Les négresses se retirèrent. Émina me plaça dans le coin du sopha et se mit à côté de moi, les jambes croisées sous elle. Zibeddé s'assit de l'autre côté, s'appuya sur mon coussin, et nous étions si près les uns des autres que leur haleine se confondait avec la mienne. Émina parut rêver un instant, puis, me regardant avec l'air du plus vif intérêt, elle prit ma main et me dit:
     — Cher Alphonse, il est inutile de vous le cacher, ce n'est pas le hasard qui nous amène ici. Nous vous y attendions; si la crainte vous eût fait prendre une autre route, vous perdiez à jamais notre estime.
     — Vous me flattez, Émina, lui répondis-je, et je ne vois pas quel intérêt vous pouvez prendre à ma valeur?

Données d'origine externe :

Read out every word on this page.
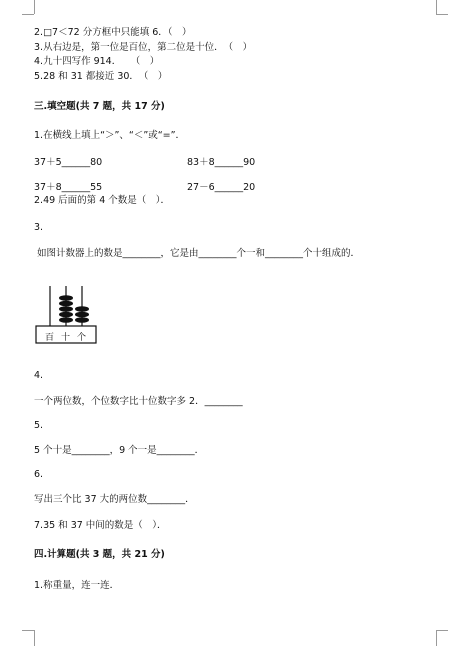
2.□7＜72 分方框中只能填 6．（　）
3.从右边是，第一位是百位，第二位是十位．　（　）
4.九十四写作 914．　　（　）
5.28 和 31 都接近 30．　（　）
三.填空题(共 7 题，共 17 分)
1.在横线上填上“＞”、“＜”或“=”．
37＋5______80	83＋8______90
37＋8______55	27－6______20
2.49 后面的第 4 个数是（　）．
3.
如图计数器上的数是________，它是由________个一和________个十组成的．
百 十 个
4.
一个两位数，个位数字比十位数字多 2．________
5.
5 个十是________，9 个一是________．
6.
写出三个比 37 大的两位数________．
7.35 和 37 中间的数是（　）．
四.计算题(共 3 题，共 21 分)
1.称重量，连一连．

     — Nous prenons beaucoup d'intérêt à vous, reprit la belle Maure, mais peut-être en serez-vous moins flatté lorsque vous saurez que vous êtes à peu près le premier homme que nous ayons vu. Ce que je dis vous étonne, et vous semblez en douter. Je vous avais promis l'histoire de nos ancêtres, mais peut-être vaudra-t-il mieux que je commence par la nôtre

HISTOIRE D'EMINA ET DE SA SŒUR ZIBEDDE

— Nous sommes filles de Gasir Gomélez, oncle maternel du dey de Tunis actuellement régnant, nous n'avons jamais eu de frère, nous n'avons point connu notre père, si bien que, renfermées dans les murs du sérail, nous n'avions aucune idée de votre sexe. Cependant, comme nous étions nées toutes les deux avec un extrême penchant pour la tendresse, nous nous sommes aimées l'une l'autre avec beaucoup de passion. Cet attachement avait commencé dès notre première enfance. Nous pleurions dès que l'on voulait nous séparer, même pour des instants. Si l'on grondait l'une, l'autre fondait en larmes. Nous passions les journées à jouer à la même table, et nous couchions dans le même lit.

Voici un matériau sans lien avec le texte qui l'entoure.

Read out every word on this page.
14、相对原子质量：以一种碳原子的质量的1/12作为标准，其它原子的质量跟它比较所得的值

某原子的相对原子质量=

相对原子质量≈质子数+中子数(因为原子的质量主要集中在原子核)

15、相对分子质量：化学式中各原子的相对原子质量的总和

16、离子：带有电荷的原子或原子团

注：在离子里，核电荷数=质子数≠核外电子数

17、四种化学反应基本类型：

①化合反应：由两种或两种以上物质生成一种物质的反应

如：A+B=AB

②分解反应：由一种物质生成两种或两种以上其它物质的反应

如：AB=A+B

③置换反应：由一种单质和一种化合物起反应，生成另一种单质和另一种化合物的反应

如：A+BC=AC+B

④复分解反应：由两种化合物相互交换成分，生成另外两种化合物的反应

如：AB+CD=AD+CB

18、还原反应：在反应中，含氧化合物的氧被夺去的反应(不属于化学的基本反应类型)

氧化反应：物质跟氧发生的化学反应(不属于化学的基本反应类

» Ce sentiment si vif semblait croître avec nous, et il prit de nouvelles forces par une circonstance que je vais raconter. J'avais alors seize ans, et ma sœur quatorze.

Depuis longtemps, nous avions remarqué des livres que ma mère rious cachait avec soin. D'abord, nous y avions fait peu d'attention, étant déjà fort ennuyées des livres où l'on nous apprenait à lire; mais la curiosité nous était venue avec l'âge. Nous saisîmes l'instant où l'armoire défendue se trouvait ouverte, et nous enlevâmes à la hâte un petit volume, qui se trouva être : Les amours de Medgenoun et de Leïllé, traduit du persan par Ben-Omri. Ce divin ouvrage, qui peint en traits de flammes tous les délices de l'amour, alluma nos jeunes têtes.

Nous ne pouvions le bien comprendre, parce que nous n'avions point vu d'êtres de votre sexe, mais nous répétions ses expressions. Nous parlions le langage des amants; enfin, nous voulûmes nous aimer à leur manière.

Je pris le rôle de Medgenoun, ma sœur celui de Leïllé.

D'abord, je lui déclarai ma passion par l'arrangement de quelques fleurs, sorte de chiffre mystérieux fort en usage dans toute l'Asie. Puis je fis parler mes regards, je me prosternai devant elle, je baisai la trace de ses pas, je conjurai les zéphirs de lui porter mes tendres plaintes, et du feu de mes soupirs je croyais embraser leur haleine.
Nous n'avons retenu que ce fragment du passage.